Je n’ai pas d’espaces de prédilection. Comme les corps, les espaces racontent beaucoup de choses et je suis sensible à ce qu’ils me racontent. Depuis 1993, je projette toujours sur des écrans posés ou décalés ou en suspension dans le vide des espaces, pas sur les murs. Je laisse les sons traverser les espaces, se côtoyer, se répondre. Je n’aime pas les black boxes. Mes installations sont toujours pleines de lumière et, dès que je peux, je peins les murs en couleur.
Le CRAC est l’ancien frigo du port de Sète. Grâce à Noëlle Tissier, qui a travaillé avec l’architecte, c’est devenu un lieu magique pour n’importe quel médium. C’est surtout un lieu qui accueille un public que l’on voit peu dans d’autres lieux d’art. Il n’est pas coupé de la ville et est extrêmement fréquenté par les Sétois et les habitants des régions limitrophes. C’est une belle victoire démocratique.

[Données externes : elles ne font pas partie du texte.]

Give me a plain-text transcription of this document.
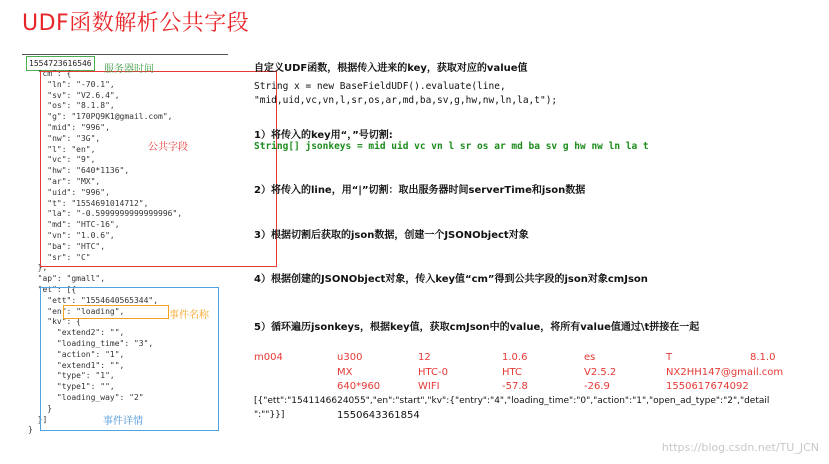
UDF函数解析公共字段
1554723616546
"cm": {
"ln": "-70.1",
"sv": "V2.6.4",
"os": "8.1.8",
"g": "170PQ9K1@gmail.com",
"mid": "996",
"nw": "3G",
"l": "en",
"vc": "9",
"hw": "640*1136",
"ar": "MX",
"uid": "996",
"t": "1554691014712",
"la": "-0.5999999999999996",
"md": "HTC-16",
"vn": "1.0.6",
"ba": "HTC",
"sr": "C"
},
"ap": "gmall",
"et": [{
"ett": "1554640565344",
"en": "loading",
"kv": {
"extend2": "",
"loading_time": "3",
"action": "1",
"extend1": "",
"type": "1",
"type1": "",
"loading_way": "2"
}
}]
}
服务器时间
公共字段
事件名称
事件详情
自定义UDF函数，根据传入进来的key，获取对应的value值
String x = new BaseFieldUDF().evaluate(line,
"mid,uid,vc,vn,l,sr,os,ar,md,ba,sv,g,hw,nw,ln,la,t");
1）将传入的key用“，”号切割:
String[] jsonkeys = mid uid vc vn l sr os ar md ba sv g hw nw ln la t
2）将传入的line，用“|”切割：取出服务器时间serverTime和json数据
3）根据切割后获取的json数据，创建一个JSONObject对象
4）根据创建的JSONObject对象，传入key值“cm”得到公共字段的json对象cmJson
5）循环遍历jsonkeys，根据key值，获取cmJson中的value，将所有value值通过\t拼接在一起
m004	u300	12	1.0.6	es	T	8.1.0
MX	HTC-0	HTC	V2.5.2	NX2HH147@gmail.com
640*960	WIFI	-57.8	-26.9	1550617674092
[{"ett":"1541146624055","en":"start","kv":{"entry":"4","loading_time":"0","action":"1","open_ad_type":"2","detail
":""}}]	1550643361854
https://blog.csdn.net/TU_JCN
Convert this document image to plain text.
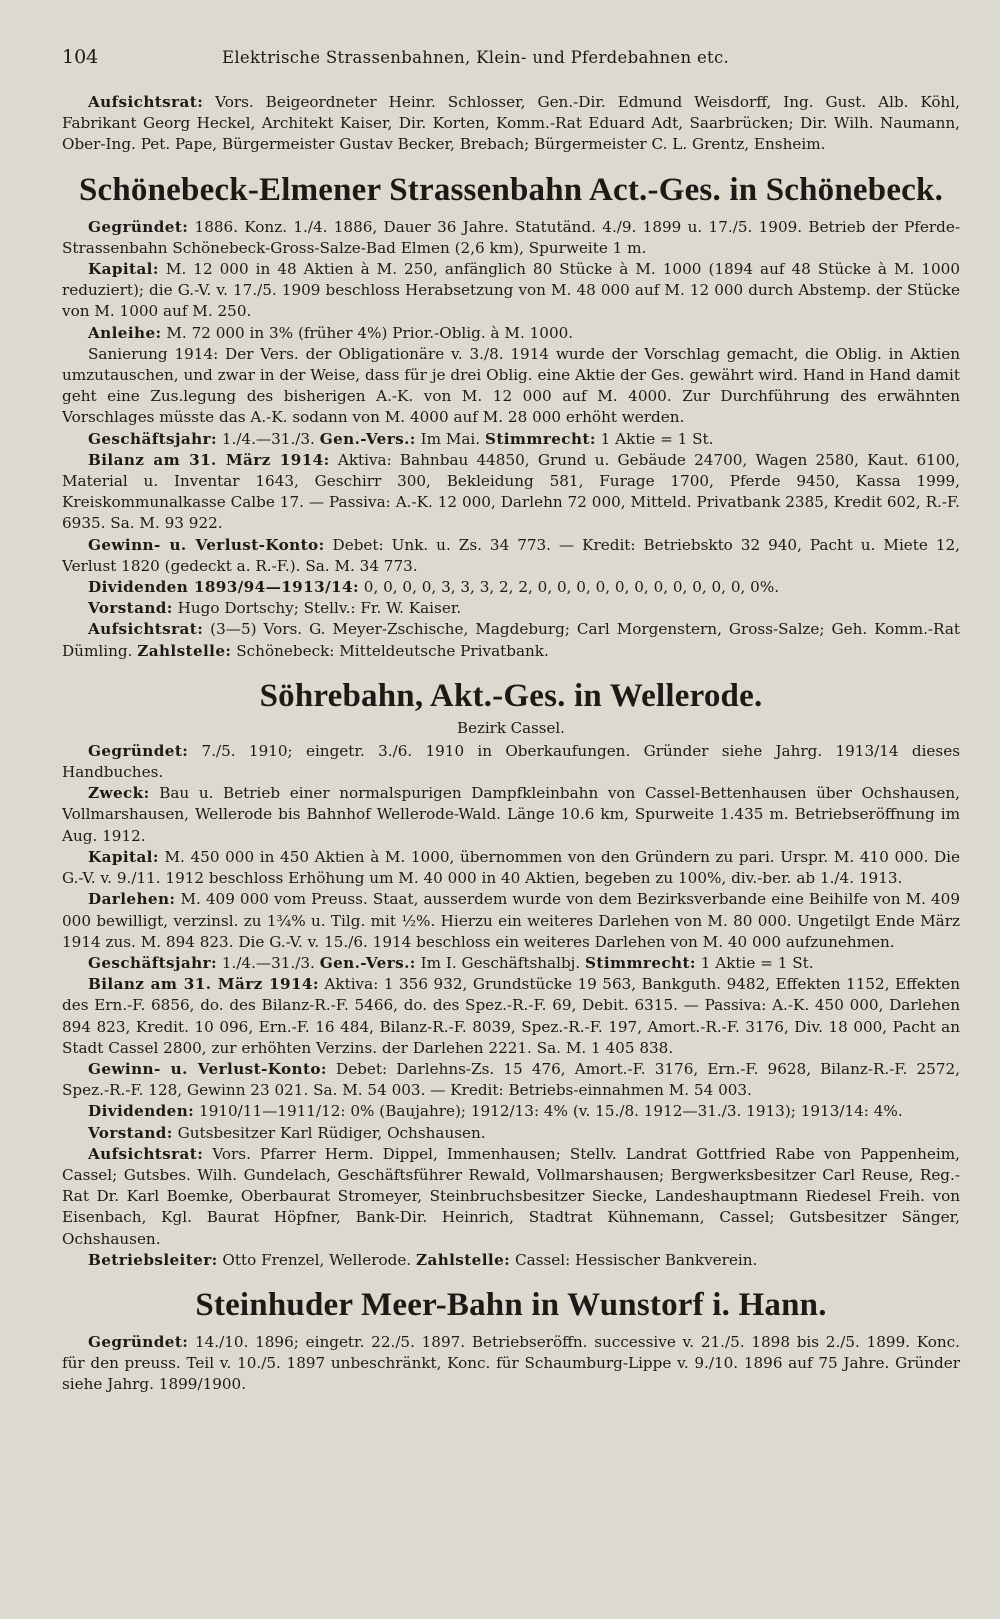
104	Elektrische Strassenbahnen, Klein- und Pferdebahnen etc.

Aufsichtsrat: Vors. Beigeordneter Heinr. Schlosser, Gen.-Dir. Edmund Weisdorff, Ing. Gust. Alb. Köhl, Fabrikant Georg Heckel, Architekt Kaiser, Dir. Korten, Komm.-Rat Eduard Adt, Saarbrücken; Dir. Wilh. Naumann, Ober-Ing. Pet. Pape, Bürgermeister Gustav Becker, Brebach; Bürgermeister C. L. Grentz, Ensheim.

Schönebeck-Elmener Strassenbahn Act.-Ges. in Schönebeck.

Gegründet: 1886. Konz. 1./4. 1886, Dauer 36 Jahre. Statutänd. 4./9. 1899 u. 17./5. 1909. Betrieb der Pferde-Strassenbahn Schönebeck-Gross-Salze-Bad Elmen (2,6 km), Spurweite 1 m.

Kapital: M. 12 000 in 48 Aktien à M. 250, anfänglich 80 Stücke à M. 1000 (1894 auf 48 Stücke à M. 1000 reduziert); die G.-V. v. 17./5. 1909 beschloss Herabsetzung von M. 48 000 auf M. 12 000 durch Abstemp. der Stücke von M. 1000 auf M. 250.

Anleihe: M. 72 000 in 3% (früher 4%) Prior.-Oblig. à M. 1000.

Sanierung 1914: Der Vers. der Obligationäre v. 3./8. 1914 wurde der Vorschlag gemacht, die Oblig. in Aktien umzutauschen, und zwar in der Weise, dass für je drei Oblig. eine Aktie der Ges. gewährt wird. Hand in Hand damit geht eine Zus.legung des bisherigen A.-K. von M. 12 000 auf M. 4000. Zur Durchführung des erwähnten Vorschlages müsste das A.-K. sodann von M. 4000 auf M. 28 000 erhöht werden.

Geschäftsjahr: 1./4.—31./3. Gen.-Vers.: Im Mai. Stimmrecht: 1 Aktie = 1 St.

Bilanz am 31. März 1914: Aktiva: Bahnbau 44850, Grund u. Gebäude 24700, Wagen 2580, Kaut. 6100, Material u. Inventar 1643, Geschirr 300, Bekleidung 581, Furage 1700, Pferde 9450, Kassa 1999, Kreiskommunalkasse Calbe 17. — Passiva: A.-K. 12 000, Darlehn 72 000, Mitteld. Privatbank 2385, Kredit 602, R.-F. 6935. Sa. M. 93 922.

Gewinn- u. Verlust-Konto: Debet: Unk. u. Zs. 34 773. — Kredit: Betriebskto 32 940, Pacht u. Miete 12, Verlust 1820 (gedeckt a. R.-F.). Sa. M. 34 773.

Dividenden 1893/94—1913/14: 0, 0, 0, 0, 3, 3, 3, 2, 2, 0, 0, 0, 0, 0, 0, 0, 0, 0, 0, 0, 0%.

Vorstand: Hugo Dortschy; Stellv.: Fr. W. Kaiser.

Aufsichtsrat: (3—5) Vors. G. Meyer-Zschische, Magdeburg; Carl Morgenstern, Gross-Salze; Geh. Komm.-Rat Dümling. Zahlstelle: Schönebeck: Mitteldeutsche Privatbank.

Söhrebahn, Akt.-Ges. in Wellerode.
Bezirk Cassel.

Gegründet: 7./5. 1910; eingetr. 3./6. 1910 in Oberkaufungen. Gründer siehe Jahrg. 1913/14 dieses Handbuches.

Zweck: Bau u. Betrieb einer normalspurigen Dampfkleinbahn von Cassel-Bettenhausen über Ochshausen, Vollmarshausen, Wellerode bis Bahnhof Wellerode-Wald. Länge 10.6 km, Spurweite 1.435 m. Betriebseröffnung im Aug. 1912.

Kapital: M. 450 000 in 450 Aktien à M. 1000, übernommen von den Gründern zu pari. Urspr. M. 410 000. Die G.-V. v. 9./11. 1912 beschloss Erhöhung um M. 40 000 in 40 Aktien, begeben zu 100%, div.-ber. ab 1./4. 1913.

Darlehen: M. 409 000 vom Preuss. Staat, ausserdem wurde von dem Bezirksverbande eine Beihilfe von M. 409 000 bewilligt, verzinsl. zu 1¾% u. Tilg. mit ½%. Hierzu ein weiteres Darlehen von M. 80 000. Ungetilgt Ende März 1914 zus. M. 894 823. Die G.-V. v. 15./6. 1914 beschloss ein weiteres Darlehen von M. 40 000 aufzunehmen.

Geschäftsjahr: 1./4.—31./3. Gen.-Vers.: Im I. Geschäftshalbj. Stimmrecht: 1 Aktie = 1 St.

Bilanz am 31. März 1914: Aktiva: 1 356 932, Grundstücke 19 563, Bankguth. 9482, Effekten 1152, Effekten des Ern.-F. 6856, do. des Bilanz-R.-F. 5466, do. des Spez.-R.-F. 69, Debit. 6315. — Passiva: A.-K. 450 000, Darlehen 894 823, Kredit. 10 096, Ern.-F. 16 484, Bilanz-R.-F. 8039, Spez.-R.-F. 197, Amort.-R.-F. 3176, Div. 18 000, Pacht an Stadt Cassel 2800, zur erhöhten Verzins. der Darlehen 2221. Sa. M. 1 405 838.

Gewinn- u. Verlust-Konto: Debet: Darlehns-Zs. 15 476, Amort.-F. 3176, Ern.-F. 9628, Bilanz-R.-F. 2572, Spez.-R.-F. 128, Gewinn 23 021. Sa. M. 54 003. — Kredit: Betriebs-einnahmen M. 54 003.

Dividenden: 1910/11—1911/12: 0% (Baujahre); 1912/13: 4% (v. 15./8. 1912—31./3. 1913); 1913/14: 4%.

Vorstand: Gutsbesitzer Karl Rüdiger, Ochshausen.

Aufsichtsrat: Vors. Pfarrer Herm. Dippel, Immenhausen; Stellv. Landrat Gottfried Rabe von Pappenheim, Cassel; Gutsbes. Wilh. Gundelach, Geschäftsführer Rewald, Vollmarshausen; Bergwerksbesitzer Carl Reuse, Reg.-Rat Dr. Karl Boemke, Oberbaurat Stromeyer, Steinbruchsbesitzer Siecke, Landeshauptmann Riedesel Freih. von Eisenbach, Kgl. Baurat Höpfner, Bank-Dir. Heinrich, Stadtrat Kühnemann, Cassel; Gutsbesitzer Sänger, Ochshausen.

Betriebsleiter: Otto Frenzel, Wellerode. Zahlstelle: Cassel: Hessischer Bankverein.

Steinhuder Meer-Bahn in Wunstorf i. Hann.

Gegründet: 14./10. 1896; eingetr. 22./5. 1897. Betriebseröffn. successive v. 21./5. 1898 bis 2./5. 1899. Konc. für den preuss. Teil v. 10./5. 1897 unbeschränkt, Konc. für Schaumburg-Lippe v. 9./10. 1896 auf 75 Jahre. Gründer siehe Jahrg. 1899/1900.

Il y a bien sûr des pièces très différentes en matière de langage dans l’exposition comme dans l’ensemble de votre travail. Quelle importance accordez-vous à l’écriture, présente littéralement à Sète avec la figure du tableau d’école dans Qu’offrez-vous ? ?
Je ne fais pas de différence entre les langages. Le langage écrit, parlé, mimé, fait de gestes, de silences… On peut aussi lire à travers les corps des choses qui ne sont pas dites, visibles ou même imaginées, ou des choses très anciennes. J’aime ce qu’ils nous racontent de magnifique, de terrible, ou de désarmé. J’aime les regards. Les yeux sont des écrans, plus ou moins brillants, plus ou moins obscurs. Parfois, au milieu des phrases, arrivent des mots aux émotions contradictoires. Parfois, le corps parle d’un côté et les mots de l’autre, créant des écarts saisissants. Toute cette matière est abrupte, sauvage. Elle va de l’infinie délicatesse à la violence, en passant par toutes les formes d’affects. C’est l’inverse du lisse, du poli, du bien élevé, du « à sa place ».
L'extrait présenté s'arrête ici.